After publishing “What You Should Know about the Black Experience at Northwestern University”, I was asked to create a short video for the BridgeBuilders Foundation detailing my experience at Northwestern University as well as giving advice to upcoming students at PWIs.
In this 10 minute video, not only do I detail my experience and struggles to an extent, but attempt to serve as a voice of support for upcoming students.

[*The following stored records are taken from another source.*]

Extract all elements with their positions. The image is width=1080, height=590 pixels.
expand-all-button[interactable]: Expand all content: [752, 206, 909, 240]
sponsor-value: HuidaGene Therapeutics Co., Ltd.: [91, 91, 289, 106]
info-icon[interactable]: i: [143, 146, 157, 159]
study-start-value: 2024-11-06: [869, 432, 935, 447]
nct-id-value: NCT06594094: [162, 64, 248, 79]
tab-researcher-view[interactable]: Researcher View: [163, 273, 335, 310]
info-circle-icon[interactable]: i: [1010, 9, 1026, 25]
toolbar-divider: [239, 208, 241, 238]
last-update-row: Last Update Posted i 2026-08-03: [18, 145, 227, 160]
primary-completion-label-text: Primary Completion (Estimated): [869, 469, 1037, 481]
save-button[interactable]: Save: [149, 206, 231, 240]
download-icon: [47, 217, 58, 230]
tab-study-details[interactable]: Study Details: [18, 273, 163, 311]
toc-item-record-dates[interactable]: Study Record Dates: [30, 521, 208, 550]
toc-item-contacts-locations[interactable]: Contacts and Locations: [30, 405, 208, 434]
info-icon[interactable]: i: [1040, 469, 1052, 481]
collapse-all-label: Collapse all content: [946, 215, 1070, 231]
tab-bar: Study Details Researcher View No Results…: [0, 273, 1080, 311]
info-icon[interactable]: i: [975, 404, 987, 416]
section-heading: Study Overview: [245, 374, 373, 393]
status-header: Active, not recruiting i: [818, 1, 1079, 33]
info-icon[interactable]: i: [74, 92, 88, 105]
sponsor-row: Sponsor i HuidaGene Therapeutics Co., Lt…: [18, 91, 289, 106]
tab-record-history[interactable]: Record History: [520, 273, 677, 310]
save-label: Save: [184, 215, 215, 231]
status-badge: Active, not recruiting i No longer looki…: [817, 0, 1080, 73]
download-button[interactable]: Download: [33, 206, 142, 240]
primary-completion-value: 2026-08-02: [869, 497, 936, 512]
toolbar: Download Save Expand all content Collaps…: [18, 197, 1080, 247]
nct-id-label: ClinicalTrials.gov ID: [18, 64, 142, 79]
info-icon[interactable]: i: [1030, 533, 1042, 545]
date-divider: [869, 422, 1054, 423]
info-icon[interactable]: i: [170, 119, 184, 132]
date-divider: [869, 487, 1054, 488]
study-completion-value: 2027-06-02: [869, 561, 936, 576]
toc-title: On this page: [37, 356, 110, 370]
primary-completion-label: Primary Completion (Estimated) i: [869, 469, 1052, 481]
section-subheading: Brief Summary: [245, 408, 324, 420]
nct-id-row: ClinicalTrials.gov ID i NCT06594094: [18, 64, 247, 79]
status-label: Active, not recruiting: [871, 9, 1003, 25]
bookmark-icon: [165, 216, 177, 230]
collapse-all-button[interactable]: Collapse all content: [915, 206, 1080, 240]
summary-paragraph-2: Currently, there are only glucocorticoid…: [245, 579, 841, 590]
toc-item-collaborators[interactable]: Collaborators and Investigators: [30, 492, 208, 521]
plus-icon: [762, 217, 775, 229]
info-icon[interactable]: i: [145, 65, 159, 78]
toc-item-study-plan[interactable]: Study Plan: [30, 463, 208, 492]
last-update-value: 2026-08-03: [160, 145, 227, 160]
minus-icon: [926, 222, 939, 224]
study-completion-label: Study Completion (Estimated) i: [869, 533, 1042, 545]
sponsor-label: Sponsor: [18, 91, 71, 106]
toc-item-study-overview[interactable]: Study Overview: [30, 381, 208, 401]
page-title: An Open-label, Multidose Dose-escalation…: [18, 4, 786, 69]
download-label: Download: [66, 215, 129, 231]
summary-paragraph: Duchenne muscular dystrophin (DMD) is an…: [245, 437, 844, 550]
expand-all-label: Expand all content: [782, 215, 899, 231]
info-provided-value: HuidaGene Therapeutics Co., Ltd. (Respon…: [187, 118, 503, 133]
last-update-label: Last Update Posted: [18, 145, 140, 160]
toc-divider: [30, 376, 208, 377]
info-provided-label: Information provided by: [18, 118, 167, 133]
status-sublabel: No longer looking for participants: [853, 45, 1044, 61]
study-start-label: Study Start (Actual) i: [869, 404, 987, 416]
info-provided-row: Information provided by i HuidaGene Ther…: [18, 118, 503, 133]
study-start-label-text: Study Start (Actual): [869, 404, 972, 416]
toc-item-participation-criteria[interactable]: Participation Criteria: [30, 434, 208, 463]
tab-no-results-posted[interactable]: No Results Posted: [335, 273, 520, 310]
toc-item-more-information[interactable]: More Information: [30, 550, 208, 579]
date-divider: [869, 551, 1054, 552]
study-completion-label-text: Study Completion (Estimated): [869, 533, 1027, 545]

I have been asked a million and one times, “What is something I wish I knew before attending Northwestern?” and up until a few weeks ago I had no answer. My answer became eminent to me after my first spring break while attending Northwestern. While my peers literally traveled all around the world, I went home to Carson/ Wilmington , Calif. where I spent time with my loved ones and friends. It was during this time I realized that in order to get the most out of my experience at an institution that was not built for me or established with the idea that there would be students like me attending it, I must stop looking for myself and my home in everyone I encountered. This is not me attempting to fault my peers for the circumstances they live through, or even Northwestern for the circumstances it’s campus creates for students like me, but to acknowledge my daily struggles as I attempt to adjust to life away from home. I hate to be a race-baiter and even more a wealth- baiter, but the elite socioeconomic culture here at NU is inseparable from my experience. An experience where I am not necessarily comfortable in many situations I find myself in on a daily basis.
So back to the point of advice, the central focus of this video. I advise all students of diverse backgrounds, who are going to elite and PWI institutions that’ll try to paint their campuses as “diverse”, to attempt to detach their home and what they’re used to culturally, from their experience and outlooks at these institutions. It is a completely different world for me, and many others, that must be adapted to until were able to make it our own.